I watch Mason from across the fire pit, the golden light licking at his skin. His eyes are relaxed, and he looks strange and foreign to me here, in this place, under this light. A burst of laughtererupts from me and my eyes widen as I clap my hand over my mouth.

He pops an eyebrow, leaning forward, taking the poker to roll over one of the logs.

“Care to share what you find so amusing?” He asks. I bite the inside of my cheek and try to control the quiver of my stomach.

“I just realized why you look so different to me right now,” I reply, deciding on the route of honesty as much as possible. He looks curious, and not angry, so I venture further into this shadowy, new territory. “You’re not sitting behind a desk,” I say, and my cheeks begin to warm. He stares at me for a long moment before his shoulders chug upwards in a silent laugh, and he glances away, out toward the water. The moon sparkles on the broken surface, rippling in the breeze.

“Lord above, you must think I do nothing but work,” he murmurs.

“That and glare soulfully,” I comment, not sure what is taking hold of my tongue and letting it wag freely like this. I’m not even drunk. He looks at me with curiosity, amusement curling his lips up.

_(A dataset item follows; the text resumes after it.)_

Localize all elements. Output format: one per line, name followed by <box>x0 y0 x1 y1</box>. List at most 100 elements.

“I do more than glare soulfully,” he says and there is an intensity in the look he is giving me that has my breath catching in my throat.

“Well of course. You rule with… fairness and equity?” I try, the mountain air getting to my head. The cool breeze off the lake washes over me, its seductive song calling to me. What am I doing here, talking so casually to the duke? Am I trying to risk my position? For what?

But looking at him from across the fire, his concerns are miles away. He’s not even focused on my silly words. There’s a distance clouding his eyes, sparks and stars littered across their surface, hiding their green depths in shadows. What is he thinking about?

“You have the care of the most important thing in my world, Miss Bell,” his voice runs rough over my name, sending a shiver up my spine, my skin starting to tingle all over. “And yet…” He falls into silence, and we sit there, the darkness consuming us, the fire beginning to die.

He gets to his feet. My head tilts up and my breath hitches in my chest, my whole body feeling electric. He’s coming toward me. His gaze holds me pinned, trapping me in my chair, until he’s standing over me. He blocks out the firelight, leaving me in near-shadow. He bends down, and the subtle scent of his cologne drags me in. My eyes close, and my body is waiting for, my lips tingling, the kiss that’s coming, his mouth on me, the ghost of that warmth already haunting me—

“And yet, while I shouldn’t compromise your focus, I can’t help myself,” his voice is like a slowly rising fog, threatening to consume me.

His fingers brush over my bottom lip. I gasp. His head bends down next to my ear, and my eyes open wide. He’s inches from me. “You are an absolute torment,” his voice rasps. My body is locked up, my muscles tight and tense, and I can’t move. His lips brush across my ear. He stands up with a snap of his spine. I stare up at him, but he refuses to meet my gaze. My whole body is chilled and warmed at the same time. “Goodnight,” he sounds like he’s fighting to hold back a beast clawing at the door, and he pulls away, moving past me, his footsteps ringing hollow on the deck floor.

Warmth from the dying fire blooms over my face as he disappears, his shadow and bulk no longer blocking the glowing coals.

Despite it though, or maybe because of a curl of a breeze coming up off the lake, I sit there and shiver.

I…. I need to get to bed. Now. And not think of the duke for the rest of the night.

27

Eva

"You are a torment."

Those words haunted me, all night long, until I woke up with the sun as it crept into my room. Outside the windows lived the sky distantly gray and purple, clouds rolling over the hills at the lake's far shore like shaved ice dropped into water, curling and mistily formed.